Мужики добродушно смеются ответу бади Василе. Повторил еще раз слова своего детства, когда был пастухом, когда усыновил его Негарэ. Этого не забыть, не избыть.
Лейба идет рядом с дедушкой. Тоже толкует о Берлине. Лейба уверен, что все его зятья там. Его большая суконная кепка съехала на макушку. То и дело Лейба останавливается, снимает ее с головы и поглядывает на солнце. И на дедушку.
С окраины Кукоары доносится протяжное звучание рога лесника. Трубит Остап Пинтяк. Впереди Остапа бежит ватага школьников. С толоки примчались прямо ко мне:
— Берлин пал!
— Фашистская армия капитулировала!
— Товарищ директор… Это дядя Остап сказал. Он из Теленешт идет!

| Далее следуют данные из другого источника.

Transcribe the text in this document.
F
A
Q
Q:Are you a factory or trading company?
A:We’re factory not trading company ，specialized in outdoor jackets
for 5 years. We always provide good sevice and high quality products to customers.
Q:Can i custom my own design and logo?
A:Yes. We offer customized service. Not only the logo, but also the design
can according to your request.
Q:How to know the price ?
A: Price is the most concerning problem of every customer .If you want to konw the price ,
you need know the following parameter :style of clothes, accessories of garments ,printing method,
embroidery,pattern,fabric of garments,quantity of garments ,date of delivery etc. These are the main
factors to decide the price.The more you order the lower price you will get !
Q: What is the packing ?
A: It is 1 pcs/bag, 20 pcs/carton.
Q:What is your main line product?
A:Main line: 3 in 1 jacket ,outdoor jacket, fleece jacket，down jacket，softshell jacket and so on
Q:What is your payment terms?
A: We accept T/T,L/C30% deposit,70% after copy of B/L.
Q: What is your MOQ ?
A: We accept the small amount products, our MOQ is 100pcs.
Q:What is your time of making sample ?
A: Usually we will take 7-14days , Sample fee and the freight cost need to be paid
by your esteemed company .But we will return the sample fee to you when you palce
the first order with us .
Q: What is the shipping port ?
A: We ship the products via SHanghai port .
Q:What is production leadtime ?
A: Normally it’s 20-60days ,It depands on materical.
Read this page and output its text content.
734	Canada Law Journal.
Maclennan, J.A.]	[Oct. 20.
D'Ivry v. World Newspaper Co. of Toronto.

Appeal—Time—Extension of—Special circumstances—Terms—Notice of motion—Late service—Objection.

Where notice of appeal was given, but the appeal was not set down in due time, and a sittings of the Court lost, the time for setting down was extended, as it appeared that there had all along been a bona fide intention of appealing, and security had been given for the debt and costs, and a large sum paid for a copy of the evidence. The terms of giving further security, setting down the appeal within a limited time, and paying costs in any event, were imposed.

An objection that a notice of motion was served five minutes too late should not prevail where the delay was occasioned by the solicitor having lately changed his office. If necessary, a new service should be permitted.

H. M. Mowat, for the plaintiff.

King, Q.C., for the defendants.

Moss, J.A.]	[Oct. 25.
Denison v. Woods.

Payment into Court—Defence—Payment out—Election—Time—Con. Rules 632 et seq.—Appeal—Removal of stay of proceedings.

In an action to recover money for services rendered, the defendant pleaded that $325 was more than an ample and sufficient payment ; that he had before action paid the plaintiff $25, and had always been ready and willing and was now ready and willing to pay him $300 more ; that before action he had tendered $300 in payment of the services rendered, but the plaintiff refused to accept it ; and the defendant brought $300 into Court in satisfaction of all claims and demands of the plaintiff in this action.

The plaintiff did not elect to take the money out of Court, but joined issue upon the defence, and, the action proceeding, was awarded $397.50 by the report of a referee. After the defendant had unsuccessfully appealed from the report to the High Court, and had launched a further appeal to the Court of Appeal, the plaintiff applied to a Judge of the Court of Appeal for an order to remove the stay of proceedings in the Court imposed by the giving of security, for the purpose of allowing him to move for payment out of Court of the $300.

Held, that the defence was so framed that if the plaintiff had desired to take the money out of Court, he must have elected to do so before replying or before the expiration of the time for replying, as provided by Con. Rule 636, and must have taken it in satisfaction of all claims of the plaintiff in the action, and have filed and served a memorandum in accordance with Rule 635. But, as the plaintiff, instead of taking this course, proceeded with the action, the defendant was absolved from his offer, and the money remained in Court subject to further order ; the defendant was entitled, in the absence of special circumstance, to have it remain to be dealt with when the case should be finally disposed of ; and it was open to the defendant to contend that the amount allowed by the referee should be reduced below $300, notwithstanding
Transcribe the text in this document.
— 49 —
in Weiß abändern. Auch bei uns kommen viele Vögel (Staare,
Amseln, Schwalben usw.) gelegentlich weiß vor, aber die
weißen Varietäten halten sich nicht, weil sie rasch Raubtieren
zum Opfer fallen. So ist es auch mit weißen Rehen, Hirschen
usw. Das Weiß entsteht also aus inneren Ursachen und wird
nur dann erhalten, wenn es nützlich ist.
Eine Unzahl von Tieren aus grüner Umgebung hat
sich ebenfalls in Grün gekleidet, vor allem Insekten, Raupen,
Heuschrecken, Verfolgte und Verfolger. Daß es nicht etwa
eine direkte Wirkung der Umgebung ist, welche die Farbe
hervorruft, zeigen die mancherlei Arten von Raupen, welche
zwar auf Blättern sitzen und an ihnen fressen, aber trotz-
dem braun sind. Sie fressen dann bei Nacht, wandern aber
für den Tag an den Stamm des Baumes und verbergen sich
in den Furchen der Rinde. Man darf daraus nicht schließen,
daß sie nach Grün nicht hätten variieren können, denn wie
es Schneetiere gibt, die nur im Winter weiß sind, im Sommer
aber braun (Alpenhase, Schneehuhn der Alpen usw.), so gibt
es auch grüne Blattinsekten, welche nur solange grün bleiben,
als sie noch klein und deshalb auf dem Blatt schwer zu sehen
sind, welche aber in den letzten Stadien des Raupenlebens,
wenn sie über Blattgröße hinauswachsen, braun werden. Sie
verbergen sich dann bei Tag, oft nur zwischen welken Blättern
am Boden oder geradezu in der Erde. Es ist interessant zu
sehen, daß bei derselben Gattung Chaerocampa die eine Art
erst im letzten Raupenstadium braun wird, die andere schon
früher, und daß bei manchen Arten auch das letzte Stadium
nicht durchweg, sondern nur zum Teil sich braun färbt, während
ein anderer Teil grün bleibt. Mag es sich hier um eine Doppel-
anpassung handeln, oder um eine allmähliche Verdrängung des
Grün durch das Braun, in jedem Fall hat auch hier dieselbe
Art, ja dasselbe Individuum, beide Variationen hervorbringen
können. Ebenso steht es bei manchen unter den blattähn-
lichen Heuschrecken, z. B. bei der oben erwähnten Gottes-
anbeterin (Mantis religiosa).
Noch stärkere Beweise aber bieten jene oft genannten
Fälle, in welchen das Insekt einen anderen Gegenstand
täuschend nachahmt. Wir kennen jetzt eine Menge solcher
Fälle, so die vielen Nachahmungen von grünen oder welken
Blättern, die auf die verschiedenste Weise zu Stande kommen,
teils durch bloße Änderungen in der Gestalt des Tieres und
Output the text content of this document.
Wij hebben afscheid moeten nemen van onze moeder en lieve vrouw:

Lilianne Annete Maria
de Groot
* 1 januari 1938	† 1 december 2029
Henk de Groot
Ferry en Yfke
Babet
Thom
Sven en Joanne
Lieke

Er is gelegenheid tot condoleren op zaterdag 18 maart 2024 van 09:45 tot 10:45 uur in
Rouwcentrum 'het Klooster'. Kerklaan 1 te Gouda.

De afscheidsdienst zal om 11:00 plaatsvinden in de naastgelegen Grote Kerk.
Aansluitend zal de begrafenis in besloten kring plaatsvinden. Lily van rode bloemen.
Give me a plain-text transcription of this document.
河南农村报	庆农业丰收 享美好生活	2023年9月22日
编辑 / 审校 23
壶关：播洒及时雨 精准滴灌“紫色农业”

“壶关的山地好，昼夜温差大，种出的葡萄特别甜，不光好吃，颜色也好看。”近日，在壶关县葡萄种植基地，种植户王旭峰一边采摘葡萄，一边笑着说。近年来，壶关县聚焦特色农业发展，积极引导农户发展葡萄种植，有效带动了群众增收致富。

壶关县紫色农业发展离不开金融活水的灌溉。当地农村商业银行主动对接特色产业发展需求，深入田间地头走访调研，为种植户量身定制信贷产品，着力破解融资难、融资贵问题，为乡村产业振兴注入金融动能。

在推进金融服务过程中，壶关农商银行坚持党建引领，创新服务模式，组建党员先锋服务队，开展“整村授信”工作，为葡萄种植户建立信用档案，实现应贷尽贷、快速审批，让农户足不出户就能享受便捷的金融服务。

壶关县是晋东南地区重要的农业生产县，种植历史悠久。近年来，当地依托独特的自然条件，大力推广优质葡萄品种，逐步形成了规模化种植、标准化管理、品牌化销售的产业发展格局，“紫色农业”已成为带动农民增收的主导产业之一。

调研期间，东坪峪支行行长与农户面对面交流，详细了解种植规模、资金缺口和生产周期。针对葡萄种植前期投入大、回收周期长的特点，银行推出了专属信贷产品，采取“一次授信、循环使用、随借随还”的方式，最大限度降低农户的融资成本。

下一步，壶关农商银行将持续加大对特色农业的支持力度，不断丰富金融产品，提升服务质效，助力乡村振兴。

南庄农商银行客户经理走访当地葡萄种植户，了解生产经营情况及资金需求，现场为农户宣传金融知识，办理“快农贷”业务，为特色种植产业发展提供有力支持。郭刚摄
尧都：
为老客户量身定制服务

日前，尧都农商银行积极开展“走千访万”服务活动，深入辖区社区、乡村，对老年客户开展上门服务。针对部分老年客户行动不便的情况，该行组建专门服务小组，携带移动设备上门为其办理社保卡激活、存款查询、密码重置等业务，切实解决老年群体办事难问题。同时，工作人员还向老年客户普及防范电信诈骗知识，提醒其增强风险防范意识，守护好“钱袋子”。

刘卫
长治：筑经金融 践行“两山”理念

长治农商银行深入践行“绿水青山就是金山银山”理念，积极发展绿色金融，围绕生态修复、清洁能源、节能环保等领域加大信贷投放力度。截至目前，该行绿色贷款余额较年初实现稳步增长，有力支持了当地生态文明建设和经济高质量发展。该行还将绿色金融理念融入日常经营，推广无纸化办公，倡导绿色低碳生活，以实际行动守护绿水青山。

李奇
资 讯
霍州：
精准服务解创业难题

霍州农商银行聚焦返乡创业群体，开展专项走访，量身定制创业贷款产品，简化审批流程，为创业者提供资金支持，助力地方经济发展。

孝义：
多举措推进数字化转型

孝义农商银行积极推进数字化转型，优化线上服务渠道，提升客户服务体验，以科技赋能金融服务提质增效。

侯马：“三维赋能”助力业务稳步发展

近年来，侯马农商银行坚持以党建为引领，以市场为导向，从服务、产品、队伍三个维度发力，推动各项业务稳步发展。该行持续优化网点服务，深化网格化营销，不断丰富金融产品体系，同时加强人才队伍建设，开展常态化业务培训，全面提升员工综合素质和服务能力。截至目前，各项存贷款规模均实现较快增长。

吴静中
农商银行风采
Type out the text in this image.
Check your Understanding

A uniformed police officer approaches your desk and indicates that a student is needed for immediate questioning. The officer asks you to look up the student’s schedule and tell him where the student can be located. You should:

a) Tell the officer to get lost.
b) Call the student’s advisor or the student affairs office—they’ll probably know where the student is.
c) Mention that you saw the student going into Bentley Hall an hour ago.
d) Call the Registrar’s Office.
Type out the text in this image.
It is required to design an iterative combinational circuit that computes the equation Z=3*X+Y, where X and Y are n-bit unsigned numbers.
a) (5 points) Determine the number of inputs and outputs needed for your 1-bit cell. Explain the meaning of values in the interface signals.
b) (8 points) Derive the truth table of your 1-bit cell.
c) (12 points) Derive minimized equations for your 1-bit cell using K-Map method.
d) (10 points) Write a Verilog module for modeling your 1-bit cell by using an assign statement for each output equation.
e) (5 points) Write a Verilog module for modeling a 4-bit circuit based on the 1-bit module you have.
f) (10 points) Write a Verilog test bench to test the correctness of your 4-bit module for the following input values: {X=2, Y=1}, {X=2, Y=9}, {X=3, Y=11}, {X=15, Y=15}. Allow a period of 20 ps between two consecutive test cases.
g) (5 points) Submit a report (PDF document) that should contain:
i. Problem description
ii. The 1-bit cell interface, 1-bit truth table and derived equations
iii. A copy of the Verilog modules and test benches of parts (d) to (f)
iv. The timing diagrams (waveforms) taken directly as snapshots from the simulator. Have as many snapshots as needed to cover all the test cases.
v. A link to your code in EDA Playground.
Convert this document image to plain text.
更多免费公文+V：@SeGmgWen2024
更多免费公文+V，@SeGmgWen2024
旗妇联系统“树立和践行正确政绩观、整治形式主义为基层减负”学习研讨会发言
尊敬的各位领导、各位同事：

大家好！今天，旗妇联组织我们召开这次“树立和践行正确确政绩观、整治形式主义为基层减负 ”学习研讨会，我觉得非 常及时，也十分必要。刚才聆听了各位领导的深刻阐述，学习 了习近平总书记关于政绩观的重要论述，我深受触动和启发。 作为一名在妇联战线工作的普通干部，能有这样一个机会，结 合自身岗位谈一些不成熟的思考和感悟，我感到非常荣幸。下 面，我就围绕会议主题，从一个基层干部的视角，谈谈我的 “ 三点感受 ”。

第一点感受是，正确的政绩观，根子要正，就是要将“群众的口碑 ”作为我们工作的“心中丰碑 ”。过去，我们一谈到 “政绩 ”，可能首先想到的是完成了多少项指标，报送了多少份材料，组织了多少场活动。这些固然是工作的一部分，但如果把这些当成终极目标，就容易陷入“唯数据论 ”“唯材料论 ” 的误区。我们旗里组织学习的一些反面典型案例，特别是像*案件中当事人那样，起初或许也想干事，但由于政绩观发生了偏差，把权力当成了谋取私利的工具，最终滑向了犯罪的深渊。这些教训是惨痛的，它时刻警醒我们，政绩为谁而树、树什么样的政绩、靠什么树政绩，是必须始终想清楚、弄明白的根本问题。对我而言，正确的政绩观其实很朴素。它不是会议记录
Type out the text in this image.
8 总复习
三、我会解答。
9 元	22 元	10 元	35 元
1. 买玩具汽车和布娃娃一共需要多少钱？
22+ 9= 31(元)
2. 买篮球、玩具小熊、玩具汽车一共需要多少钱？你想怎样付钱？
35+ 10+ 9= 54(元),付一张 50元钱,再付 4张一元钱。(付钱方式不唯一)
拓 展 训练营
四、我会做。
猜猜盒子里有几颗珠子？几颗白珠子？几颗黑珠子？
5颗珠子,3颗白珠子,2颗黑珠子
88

— Там, говорят, везде флаги повывешивали!
Дети кричат наперебой, разноголосо. Остап вынул из сумки рог и еще раз протрубил. Чуть не оглушил всех…
К нему торопливо засеменил дедушка — первым любит услышать новость.
А ему наперерез, задрав голову, бежала Мариуца Лесничиха. Сшиблись, да так, что отлетел дедушка прямо в объятья Остапа Пинтяка.
Народ смеялся. Лишь дедушка, придя в себя, сердито огрызнулся:
— Потише, девонька, не ахай… Не то еще напорешься на… прости господи… Люди! Стало быть, конец войне?!